Despite its impressive scale and achievements so far, shale remains an emerging technology and the improvements in performance efficiency have confounded forecasters at every turn. Attempts to correlate rig counts to production growth or declines or the impact of reduced prices on producer economics continue to often drastically underestimate production due to the pace of improvement in shale’s productivity.

With the down turn in prices and dramatic fall in rig counts, production from shale has fallen far less than expected. Lower hydrocarbon prices triggered new waves of experimentation by shale producers who have played with myriad variables to increase productivity and reduce costs. Variables such as lateral length, volume, size and cost of proppants, drilling and completion times, variable frac stage spacing along laterals, frac pressures, frac liquids, pad drilling and logistics have been explored to optimise producer margins according to the specifics of each play and zones within plays. The profligate nature of shale drilling activity means that lessons can be learned and applied very quickly, driving a far steeper learning curve than traditional in the industry. We are now seeing more traditional geological analysis and research overlaid with trial and error from the field, driving further improvements as theory catches up with successful practices.

These dynamics accelerated with the downturn in prices. Rig productivity in the Bakken and Eagleford has increased more than three-fold since 2013, according to the EIA’s Drilling Productivity Report. Rigs in the Permian are more than five times more productive by the EIA’s metric. Some of these improvements relate to the elimination of less productive rigs and bias in activity towards horizontal rigs as vertical drilling became uneconomic, however the underlying message is that correlating history between rig activity and production is likely to again materially underestimate actual production, particularly with the early stages of new activity. That is a sobering thought in the context of recent increases in rig counts.

The evolution of shale has moved in parallel with the evolution of OPEC. Higher prices from the mid 2000s didn’t just support the development of shale, they heralded a new age of OPEC and Oil Company expectations that oil prices would be higher for longer, that the prediction of peak oil had finally arrived and that easy oil was over. Political instability resulting from the Arab Spring curtailed some major producers, notably Libya, while others quelled discontent through increased social spending. This increased spending necessitated more oil revenues, underpinning the theory that prices had to stay high.

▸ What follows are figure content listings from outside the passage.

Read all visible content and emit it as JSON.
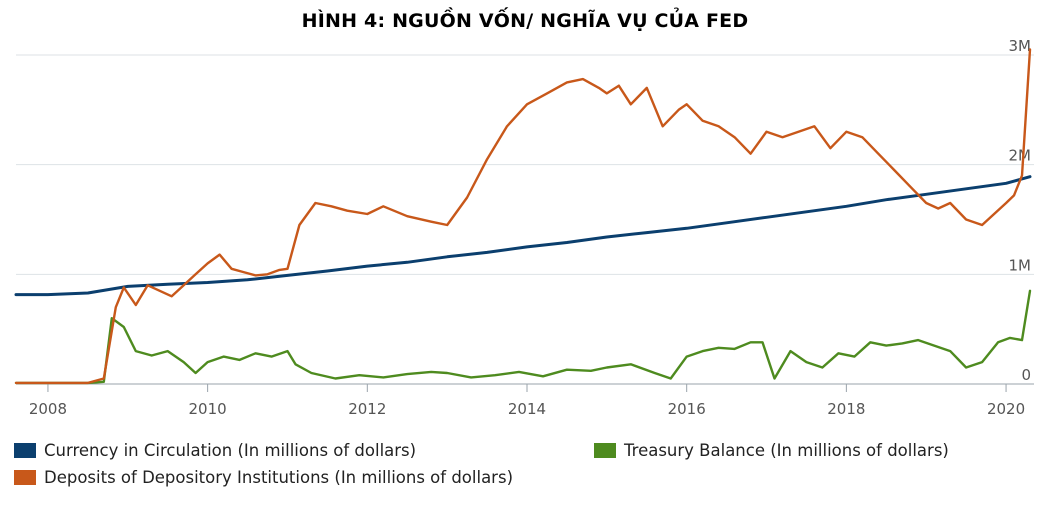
{
  "chart_data": {
    "type": "line",
    "title": "HÌNH 4: NGUỒN VỐN/ NGHĨA VỤ CỦA FED",
    "xlabel": "",
    "ylabel": "",
    "xlim": [
      2007.6,
      2020.35
    ],
    "ylim": [
      0,
      3100000
    ],
    "grid": true,
    "legend_position": "bottom",
    "x_ticks": [
      {
        "value": 2008,
        "label": "2008"
      },
      {
        "value": 2010,
        "label": "2010"
      },
      {
        "value": 2012,
        "label": "2012"
      },
      {
        "value": 2014,
        "label": "2014"
      },
      {
        "value": 2016,
        "label": "2016"
      },
      {
        "value": 2018,
        "label": "2018"
      },
      {
        "value": 2020,
        "label": "2020"
      }
    ],
    "y_ticks": [
      {
        "value": 0,
        "label": "0"
      },
      {
        "value": 1000000,
        "label": "1M"
      },
      {
        "value": 2000000,
        "label": "2M"
      },
      {
        "value": 3000000,
        "label": "3M"
      }
    ],
    "series": [
      {
        "name": "Currency in Circulation (In millions of dollars)",
        "color": "#0b3f6e",
        "x": [
          2007.6,
          2008.0,
          2008.5,
          2009.0,
          2009.5,
          2010.0,
          2010.5,
          2011.0,
          2011.5,
          2012.0,
          2012.5,
          2013.0,
          2013.5,
          2014.0,
          2014.5,
          2015.0,
          2015.5,
          2016.0,
          2016.5,
          2017.0,
          2017.5,
          2018.0,
          2018.5,
          2019.0,
          2019.5,
          2020.0,
          2020.3
        ],
        "values": [
          815000,
          815000,
          830000,
          890000,
          910000,
          925000,
          950000,
          990000,
          1030000,
          1075000,
          1110000,
          1160000,
          1200000,
          1250000,
          1290000,
          1340000,
          1380000,
          1420000,
          1470000,
          1520000,
          1570000,
          1620000,
          1680000,
          1730000,
          1780000,
          1830000,
          1890000
        ]
      },
      {
        "name": "Deposits of Depository Institutions (In millions of dollars)",
        "color": "#c8581a",
        "x": [
          2007.6,
          2008.0,
          2008.5,
          2008.7,
          2008.85,
          2008.95,
          2009.1,
          2009.25,
          2009.4,
          2009.55,
          2009.7,
          2009.85,
          2010.0,
          2010.15,
          2010.3,
          2010.45,
          2010.6,
          2010.75,
          2010.9,
          2011.0,
          2011.15,
          2011.35,
          2011.55,
          2011.75,
          2012.0,
          2012.2,
          2012.5,
          2012.8,
          2013.0,
          2013.25,
          2013.5,
          2013.75,
          2014.0,
          2014.25,
          2014.5,
          2014.7,
          2014.9,
          2015.0,
          2015.15,
          2015.3,
          2015.5,
          2015.7,
          2015.9,
          2016.0,
          2016.2,
          2016.4,
          2016.6,
          2016.8,
          2017.0,
          2017.2,
          2017.4,
          2017.6,
          2017.8,
          2018.0,
          2018.2,
          2018.4,
          2018.6,
          2018.8,
          2019.0,
          2019.15,
          2019.3,
          2019.5,
          2019.7,
          2019.85,
          2020.0,
          2020.1,
          2020.2,
          2020.3
        ],
        "values": [
          10000,
          10000,
          10000,
          50000,
          700000,
          880000,
          720000,
          900000,
          850000,
          800000,
          900000,
          1000000,
          1100000,
          1180000,
          1050000,
          1020000,
          990000,
          1000000,
          1040000,
          1050000,
          1450000,
          1650000,
          1620000,
          1580000,
          1550000,
          1620000,
          1530000,
          1480000,
          1450000,
          1700000,
          2050000,
          2350000,
          2550000,
          2650000,
          2750000,
          2780000,
          2700000,
          2650000,
          2720000,
          2550000,
          2700000,
          2350000,
          2500000,
          2550000,
          2400000,
          2350000,
          2250000,
          2100000,
          2300000,
          2250000,
          2300000,
          2350000,
          2150000,
          2300000,
          2250000,
          2100000,
          1950000,
          1800000,
          1650000,
          1600000,
          1650000,
          1500000,
          1450000,
          1550000,
          1650000,
          1720000,
          1900000,
          3050000
        ]
      },
      {
        "name": "Treasury Balance (In millions of dollars)",
        "color": "#4e8b1f",
        "x": [
          2007.6,
          2008.0,
          2008.5,
          2008.7,
          2008.8,
          2008.95,
          2009.1,
          2009.3,
          2009.5,
          2009.7,
          2009.85,
          2010.0,
          2010.2,
          2010.4,
          2010.6,
          2010.8,
          2011.0,
          2011.1,
          2011.3,
          2011.6,
          2011.9,
          2012.2,
          2012.5,
          2012.8,
          2013.0,
          2013.3,
          2013.6,
          2013.9,
          2014.2,
          2014.5,
          2014.8,
          2015.0,
          2015.3,
          2015.6,
          2015.8,
          2016.0,
          2016.2,
          2016.4,
          2016.6,
          2016.8,
          2016.95,
          2017.1,
          2017.3,
          2017.5,
          2017.7,
          2017.9,
          2018.1,
          2018.3,
          2018.5,
          2018.7,
          2018.9,
          2019.1,
          2019.3,
          2019.5,
          2019.7,
          2019.9,
          2020.05,
          2020.2,
          2020.3
        ],
        "values": [
          10000,
          10000,
          10000,
          20000,
          600000,
          520000,
          300000,
          260000,
          300000,
          200000,
          100000,
          200000,
          250000,
          220000,
          280000,
          250000,
          300000,
          180000,
          100000,
          50000,
          80000,
          60000,
          90000,
          110000,
          100000,
          60000,
          80000,
          110000,
          70000,
          130000,
          120000,
          150000,
          180000,
          100000,
          50000,
          250000,
          300000,
          330000,
          320000,
          380000,
          380000,
          50000,
          300000,
          200000,
          150000,
          280000,
          250000,
          380000,
          350000,
          370000,
          400000,
          350000,
          300000,
          150000,
          200000,
          380000,
          420000,
          400000,
          850000
        ]
      }
    ]
  }
}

By mid-2014, shale production first reached five million barrels a day, continuing to claim market share and ringing the bell on Round 1 of what is likely to be a prolonged battle between OPEC and shale.

OPEC came out swinging with the gloves off in Round 2, increasing production and exports, sending prices lower and global oil stocks soaring. It is probable that Saudi and other OPEC member country expectations were that such a decline in prices would harm the fledgling shale industry, squeezing out the marginal producers and frightening financiers from bankrolling further large scale expansion. Certainly in 2015, as shale bankruptcies began in earnest, lenders were already requiring shale producers to demonstrate they could survive at significantly lower than prevailing market prices.

Supported by cost deflation and the factors outlined above, shale has emerged the winner as a lean, mean producing machine, continuing to prove that the learning curve has not run its course. Round 3 is set to begin on May 25th when OPEC meets to decide if it will continue with the current curtailment agreement. It appears highly likely that this will be the case with talk already focused on the potential to extend the agreement beyond the end of 2017 or increase the extent of the cuts to accelerate market rebalancing.

The dilemma approaching for OPEC is that cutting to support prices risks stoking the embers of a shale fire storm. The alternative is to fight a war of attrition by increasing production and pushing prices lower, effectively returning to the strategy that was unsuccessful in Round 2. Either scenario presents a potentially bearish picture for oil prices, even from current levels, through the second half of this year and sets the stage for an exciting Round 4 when OPEC meets in December.